Они раздвигают кожу, как дупла.
Другие восемь узко растут из листьев.
В них ненависть, боль, недоумение –
что?
что?
что свершается под корой?
кожу жжет тебе известь?
кружит тебя кровь?
Дегтем,дегтем тебя мазать бы, а не известью,
дурочка древесная. Сунулась. Стояла бы себе как
соседки в белых передниках. Ишь...
Так сидит старшеклассница меж подружек, бледна,
чем полна большеглазо –
не расскажет она.
Похудевшая тайна. Что же произошло?
Пахнут ночи миндально.
Невозможно светло.
Или тигр-людоед так тоскует, багрово.
Нас зовет к невозможнейшему любовь!
А бывает, проснешься – в тебе звездопад,
тополиные мысли, и листья шумят.
По генетике
у меня четверка была.
Люди – это память наследственности.
В нас, как муравьи в банке,
напихано шевелятся тысячелетия.
У меня в пятке щекочет Людовик XIX.
Но это?..
Чтобы память нервов мешалась с хлорофиллами?
Или это биочудо?
Где живут дево-деревья?
Как женщины пахнут яблоком!..
...А 30-го стало ей невмоготу.
Ночью сбросила кожу, открыв наготу,
врыта в почву по пояс,
смертельно орет
и зовет
удаляющийся
самолет.
Больная баллада
В море морозном, в море зеленом
можно застынуть в пустынных салонах.
Что опечалилась, милый товарищ?
Заболеваешь? Заболеваешь?
Глаз твой с подушки тоскует безмолвно –
больно?
Мы запропали с тобой в теплоход
в самый канун годовщины печальной.
Что, укачало? Но это пройдет.
Все образуется, полегчает.
Ты в эти ночи родила меня,
женски, как донор, наполнив собою.
Что с тобой, младшая мама моя?
Больно?
Милая, плохо? Планета пуста.
Официанты бренчат мелочишкой.
Выйдешь на палубу –
пар изо рта.
Не докричишься, не докричишься.
Джаз нам играет в салоне пустом.
Где-то, поняв, что тебе беспокойно,
воет твой псина
на море другом.
Больно?
К нам, точно кошка, в каюту войдет
затосковавшая проводница.
Спросит уютно: чайку, молодежь,
или чего-нибудь подкрепиться?
Я, проводница, печалью упьюсь.
И в годовщину подобных кочевий
выпьемте, что ли, за дьявольский плюс
быть на качелях.
«Любят – не любят», за качку в мороз,
что мы сошлись в этом мире кержацком,
в наикачаемом из миров
важно прижаться.
Пьем за сварливую нашу родню.
Воют, хвативши чекушку с прицепом.
Милые родичи, благодарю.
Но как тошнит с ваших точных рецептов.
Ах, как тошнит от тебя, тишина!
Благожелатели виснут на шею.
Ворот теснит, и удача тошна,
только тошнее
знать, что уже не болеть ничему,
ни раздражения, ни обиды.
Плакать начать бы, да нет, не начну.
Видно, душа, как печенка, отбита...
Ну, а пока что да здравствует бой.
Вам еще взвыть от последней обоймы.
Боль продолжается. Празднуйте боль!
Больно!
Бьет женщина
В чьем ресторане, в чьей стране – не вспомнишь,
но в полночь
есть шесть мужчин, есть стол, есть Новый год,
и женщина разгневанная – бьет!
Быть может, ей не подошла компания,
где взгляды липнут, словно листья в бане?

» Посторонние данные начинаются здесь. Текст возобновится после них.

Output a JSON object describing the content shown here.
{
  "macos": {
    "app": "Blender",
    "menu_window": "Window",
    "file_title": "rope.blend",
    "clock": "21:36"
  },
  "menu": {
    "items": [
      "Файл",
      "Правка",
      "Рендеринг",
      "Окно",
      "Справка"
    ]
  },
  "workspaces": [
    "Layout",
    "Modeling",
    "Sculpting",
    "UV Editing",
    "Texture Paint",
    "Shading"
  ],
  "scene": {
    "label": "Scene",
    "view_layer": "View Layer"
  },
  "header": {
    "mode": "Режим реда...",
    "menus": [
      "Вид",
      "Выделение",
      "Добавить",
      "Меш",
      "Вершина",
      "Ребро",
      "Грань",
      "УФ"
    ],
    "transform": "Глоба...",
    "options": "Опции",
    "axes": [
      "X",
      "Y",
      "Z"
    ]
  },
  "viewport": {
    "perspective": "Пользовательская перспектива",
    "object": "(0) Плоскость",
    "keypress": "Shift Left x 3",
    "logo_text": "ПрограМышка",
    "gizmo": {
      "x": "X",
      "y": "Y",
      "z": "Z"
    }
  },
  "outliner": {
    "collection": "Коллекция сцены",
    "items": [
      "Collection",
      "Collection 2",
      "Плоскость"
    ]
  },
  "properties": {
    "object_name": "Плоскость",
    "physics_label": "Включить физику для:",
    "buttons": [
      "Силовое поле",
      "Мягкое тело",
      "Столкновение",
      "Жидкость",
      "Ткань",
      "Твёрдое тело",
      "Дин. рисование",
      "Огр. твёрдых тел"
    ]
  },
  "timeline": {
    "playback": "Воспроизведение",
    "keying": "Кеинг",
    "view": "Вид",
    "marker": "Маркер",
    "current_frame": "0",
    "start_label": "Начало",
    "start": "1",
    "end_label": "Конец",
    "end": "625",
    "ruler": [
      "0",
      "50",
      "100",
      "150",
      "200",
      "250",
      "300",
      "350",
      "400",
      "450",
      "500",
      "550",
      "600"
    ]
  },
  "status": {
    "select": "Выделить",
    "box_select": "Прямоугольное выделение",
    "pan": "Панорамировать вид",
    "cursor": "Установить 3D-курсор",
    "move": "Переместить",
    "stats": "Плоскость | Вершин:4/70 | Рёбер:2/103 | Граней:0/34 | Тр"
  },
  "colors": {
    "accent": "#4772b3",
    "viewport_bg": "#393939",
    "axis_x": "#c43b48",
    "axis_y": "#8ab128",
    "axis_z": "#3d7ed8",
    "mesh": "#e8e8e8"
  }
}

За что – неважно. Значит, им – положено –
пошла по рожам, как белье полощут.
Бей, женщина! Бей, милая! Бей, мстящая!
Вмажь майонезом лысому и подтяжках.
Бей, женщина! Массируй им мордасы!
За все твои грядущие матрасы,
за то, что ты во всем передовая,
что на земле давно матриархат –
отбить, обуть, быть умной, хохотать –
такая мука – непередаваемо!
Влепи в него салат из солонины.
Мужчины, рыцари, куда ж девались вы?
Так хочется к кому-то прислониться –
увы...
Бей, реваншнстка! Жизнь – как белый танец.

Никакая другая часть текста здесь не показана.